STJ ordena novo julgamento para prefeito Cícero Lucena em ação de improbidade após mudanças na lei

STJ ordena novo julgamento para prefeito Cícero Lucena em ação de improbidade após mudanças na lei

STJ determina que TRF-5 reavalie absolvição de Cícero Lucena em ação de improbidade com base em nova lei

O ministro Gurgel de Faria, da Primeira Turma do Superior Tribunal de Justiça (STJ), determinou nesta sexta-feira (27/2) que o Tribunal Regional Federal da 5ª Região (TRF-5) reexamine a decisão que absolveu o prefeito de João Pessoa, Cícero Lucena (MDB), em uma ação de improbidade administrativa. O caso envolve fatos ocorridos entre 1997 e 1999, relacionados à execução de convênios para a construção do Complexo Hospitalar de Mangabeira. A ação foi inicialmente ajuizada pelo Ministério Público Federal em 2009.

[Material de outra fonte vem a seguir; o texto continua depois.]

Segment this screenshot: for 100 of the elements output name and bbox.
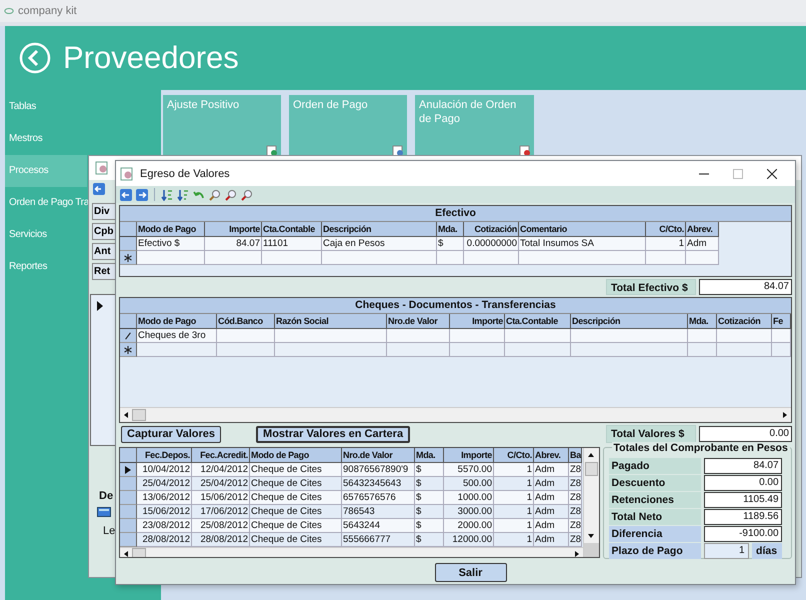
column-header[interactable]: Cta.Contable	[262, 222, 322, 237]
total-label: Retenciones	[608, 492, 701, 508]
table-cell: 1	[494, 477, 534, 491]
maximize-icon[interactable]	[733, 168, 743, 178]
back-icon[interactable]	[19, 42, 51, 74]
table-cell: $	[415, 477, 444, 491]
column-header[interactable]: Modo de Pago	[137, 222, 205, 237]
table-cell: 6576576576	[342, 491, 415, 505]
table-cell: 12/04/2012	[192, 463, 250, 477]
table-cell: 25/04/2012	[192, 477, 250, 491]
horizontal-scrollbar[interactable]	[120, 547, 583, 557]
scroll-right-icon[interactable]	[572, 550, 581, 557]
column-header[interactable]: Modo de Pago	[250, 448, 342, 463]
column-header[interactable]: Importe	[444, 448, 494, 463]
column-header[interactable]: Abrev.	[534, 448, 569, 463]
column-header[interactable]: Abrev.	[686, 222, 719, 237]
column-header[interactable]: Cotización	[464, 222, 519, 237]
column-header[interactable]: Cta.Contable	[505, 314, 571, 329]
table-cell: 5643244	[342, 519, 415, 533]
column-header[interactable]: Mda.	[437, 222, 464, 237]
scroll-right-icon[interactable]	[781, 411, 789, 419]
search-icon[interactable]	[209, 188, 221, 200]
scroll-down-icon[interactable]	[587, 532, 596, 540]
column-header[interactable]: Nro.de Valor	[387, 314, 450, 329]
table-cell: $	[415, 533, 444, 547]
table-cell: Efectivo $	[137, 237, 205, 251]
table-cell: Cheque de Cites	[250, 533, 342, 547]
table-cell: Cheque de Cites	[250, 477, 342, 491]
table-cell: 17/06/2012	[192, 505, 250, 519]
undo-icon[interactable]	[193, 188, 205, 200]
table-cell: 1	[494, 519, 534, 533]
close-icon[interactable]	[767, 168, 777, 178]
column-header[interactable]: C/Cto.	[494, 448, 534, 463]
app-logo-icon	[4, 7, 14, 15]
column-header[interactable]: Nro.de Valor	[342, 448, 415, 463]
search-icon[interactable]	[241, 188, 253, 200]
column-header[interactable]: Descripción	[322, 222, 437, 237]
table-cell: Z8	[569, 519, 582, 533]
scroll-left-icon[interactable]	[122, 550, 130, 557]
sort-ascending-icon[interactable]	[161, 188, 173, 200]
group-title: Totales del Comprobante en Pesos	[612, 442, 790, 454]
table-cell: Adm	[534, 491, 569, 505]
arrow-right-icon[interactable]	[136, 188, 148, 200]
table-cell: Z8	[569, 533, 582, 547]
vertical-scrollbar[interactable]	[582, 448, 599, 557]
column-header[interactable]: Fec.Acredit.	[192, 448, 250, 463]
column-header[interactable]: Fe	[772, 314, 791, 329]
toolbar-button[interactable]: Ret	[92, 263, 115, 280]
scroll-thumb[interactable]	[132, 548, 146, 557]
column-header[interactable]: Fec.Depos.	[137, 448, 192, 463]
column-header[interactable]: Ba	[569, 448, 582, 463]
scroll-thumb[interactable]	[132, 409, 146, 421]
table-cell: 12000.00	[444, 533, 494, 547]
column-header[interactable]: Cód.Banco	[217, 314, 275, 329]
capture-button[interactable]: Capturar Valores	[121, 426, 222, 442]
column-header[interactable]: Mda.	[688, 314, 717, 329]
scroll-left-icon[interactable]	[122, 411, 130, 419]
scrollbar-corner	[584, 543, 599, 557]
show-values-button[interactable]: Mostrar Valores en Cartera	[256, 426, 410, 442]
column-header[interactable]: Cotización	[717, 314, 772, 329]
scroll-up-icon[interactable]	[587, 451, 596, 459]
column-header[interactable]: Importe	[205, 222, 262, 237]
unit-label: días	[752, 543, 782, 559]
table-cell: 28/08/2012	[192, 533, 250, 547]
exit-button[interactable]: Salir	[434, 563, 506, 582]
window-icon	[120, 166, 134, 180]
row-header[interactable]	[120, 463, 137, 477]
sort-descending-icon[interactable]	[177, 188, 189, 200]
toolbar-button[interactable]: Ant	[92, 243, 115, 260]
days-field[interactable]: 1	[704, 543, 749, 559]
arrow-left-icon[interactable]	[93, 183, 105, 195]
table-cell: 2000.00	[444, 519, 494, 533]
column-header[interactable]: Razón Social	[275, 314, 387, 329]
table-cell: 1000.00	[444, 491, 494, 505]
table-cell: 555666777	[342, 533, 415, 547]
toolbar-button[interactable]: Div	[92, 203, 115, 220]
row-header	[120, 222, 137, 237]
table-cell: Z8	[569, 491, 582, 505]
window-icon[interactable]	[97, 507, 111, 517]
window-title: Egreso de Valores	[140, 168, 231, 180]
row-header[interactable]	[120, 251, 137, 265]
row-header[interactable]	[120, 329, 137, 343]
search-icon[interactable]	[225, 188, 237, 200]
total-label: Descuento	[608, 475, 701, 491]
table-cell: 84.07	[205, 237, 262, 251]
toolbar-button[interactable]: Cpb	[92, 223, 115, 240]
column-header[interactable]: Modo de Pago	[137, 314, 217, 329]
column-header[interactable]: Importe	[450, 314, 505, 329]
table-cell: $	[415, 463, 444, 477]
scroll-thumb[interactable]	[584, 462, 598, 476]
arrow-left-icon[interactable]	[120, 188, 132, 200]
grid-title: Cheques - Documentos - Transferencias	[120, 298, 791, 314]
column-header[interactable]: Comentario	[519, 222, 646, 237]
row-header[interactable]	[120, 343, 137, 357]
horizontal-scrollbar[interactable]	[120, 407, 791, 422]
column-header[interactable]: Descripción	[571, 314, 688, 329]
total-label: Diferencia	[608, 526, 701, 542]
table-cell: 15/06/2012	[192, 491, 250, 505]
column-header[interactable]: Mda.	[415, 448, 444, 463]
column-header[interactable]: C/Cto.	[646, 222, 686, 237]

Cícero Lucena e o empresário Fernando Costa haviam sido condenados em primeira instância, com penalidades como suspensão dos direitos políticos e proibição de contratar com o poder público. No entanto, o TRF-5 os absolveu sob o argumento de prescrição, considerando o longo período entre os fatos e o ajuizamento da ação. O recurso apresentado pelo MPF argumenta um erro na aplicação do entendimento do Supremo Tribunal Federal (STF) após as alterações legislativas promovidas pela Lei nº 14.230/2021.

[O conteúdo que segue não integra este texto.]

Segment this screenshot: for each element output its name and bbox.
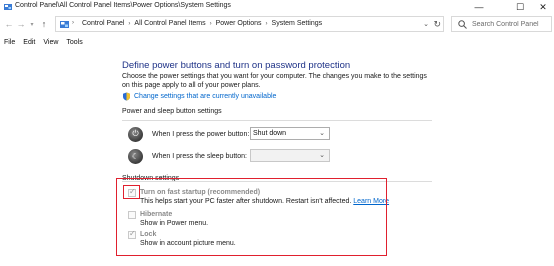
power-button-label: When I press the power button: xyxy=(152,130,250,138)
power-button-select[interactable]: Shut down ⌄ xyxy=(250,127,330,140)
content-pane: Define power buttons and turn on passwor… xyxy=(0,50,554,266)
up-arrow-icon[interactable]: ↑ xyxy=(38,18,50,30)
chevron-down-icon[interactable]: ▾ xyxy=(26,18,38,30)
page-title: Define power buttons and turn on passwor… xyxy=(122,60,351,71)
menu-tools[interactable]: Tools xyxy=(62,37,86,49)
sleep-button-select[interactable]: ⌄ xyxy=(250,149,330,162)
menu-file[interactable]: File xyxy=(0,37,19,49)
power-button-row: ⏻ When I press the power button: Shut do… xyxy=(128,126,330,142)
power-button-value: Shut down xyxy=(253,130,287,137)
crumb-all-items[interactable]: All Control Panel Items xyxy=(134,20,205,27)
refresh-icon[interactable]: ↻ xyxy=(433,19,441,30)
address-row: ← → ▾ ↑ › Control Panel › All Control Pa… xyxy=(0,14,554,34)
menu-view[interactable]: View xyxy=(39,37,62,49)
power-sleep-section-title: Power and sleep button settings xyxy=(122,108,222,115)
crumb-separator: › xyxy=(128,20,131,27)
crumb-system-settings[interactable]: System Settings xyxy=(272,20,323,27)
shield-icon xyxy=(123,92,130,101)
admin-link-row: Change settings that are currently unava… xyxy=(122,92,276,101)
change-settings-link[interactable]: Change settings that are currently unava… xyxy=(134,93,276,100)
search-box[interactable] xyxy=(451,16,552,32)
crumb-control-panel[interactable]: Control Panel xyxy=(82,20,124,27)
title-bar: Control Panel\All Control Panel Items\Po… xyxy=(0,0,554,14)
section-divider xyxy=(122,120,432,121)
moon-icon: ☾ xyxy=(128,148,143,164)
address-dropdown-icon[interactable]: ⌄ xyxy=(423,20,429,28)
window-title: Control Panel\All Control Panel Items\Po… xyxy=(15,2,231,9)
control-panel-icon xyxy=(4,4,12,10)
crumb-power-options[interactable]: Power Options xyxy=(216,20,262,27)
shutdown-highlight-box xyxy=(116,178,387,256)
power-icon: ⏻ xyxy=(128,126,143,142)
search-icon xyxy=(458,20,467,29)
search-input[interactable] xyxy=(472,18,550,30)
page-description: Choose the power settings that you want … xyxy=(122,73,427,89)
crumb-separator: › xyxy=(209,20,212,27)
crumb-separator: › xyxy=(265,20,268,27)
menu-bar: File Edit View Tools xyxy=(0,37,87,49)
address-bar[interactable]: › Control Panel › All Control Panel Item… xyxy=(55,16,444,32)
chevron-down-icon: ⌄ xyxy=(319,130,325,137)
crumb-separator: › xyxy=(72,20,74,26)
breadcrumb: Control Panel › All Control Panel Items … xyxy=(82,20,322,27)
chevron-down-icon: ⌄ xyxy=(319,152,325,159)
fast-startup-highlight-box xyxy=(123,185,140,199)
sleep-button-row: ☾ When I press the sleep button: ⌄ xyxy=(128,148,330,164)
sleep-button-label: When I press the sleep button: xyxy=(152,152,247,160)
back-arrow-icon[interactable]: ← xyxy=(3,18,15,30)
menu-edit[interactable]: Edit xyxy=(19,37,39,49)
minimize-button[interactable]: — xyxy=(468,0,490,14)
control-panel-icon xyxy=(60,21,69,28)
close-button[interactable]: ✕ xyxy=(532,0,554,14)
maximize-button[interactable]: ☐ xyxy=(509,0,531,14)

Ao analisar o pedido, o ministro do STJ observou que a absolvição ocorreu de forma automática, sem que houvesse uma análise sobre a possibilidade de as condutas serem enquadradas na nova redação da Lei de Improbidade. Com essa decisão, o processo retorna ao TRF-5 para uma nova apreciação, verificando se os atos se encaixam nas regras vigentes atualmente.

“O STJ tão somente determinou que o caso seja reavaliado pelo Tribunal Regional Federal da 5ª Região (TRF-5) com base na nova Lei de Improbidade (Lei nº 14.230/2021), que passou a exigir prova de dolo — ou seja, a intenção clara de causar prejuízo aos cofres públicos. Nada disso existiu, como já foi reconhecido anteriormente. Os mesmos fatos também foram analisados na área criminal, onde Cícero foi absolvido, decisão confirmada por tribunais superiores”, declarou a defesa do prefeito.

A defesa de Cícero Lucena expressou confiança na manutenção do entendimento previamente estabelecido pelo tribunal regional. Segundo a nota, a nova lei exige a comprovação de dolo, algo que, na visão da defesa, não se configurou nos fatos em questão e já teria sido reconhecido anteriormente, inclusive em processos na esfera criminal.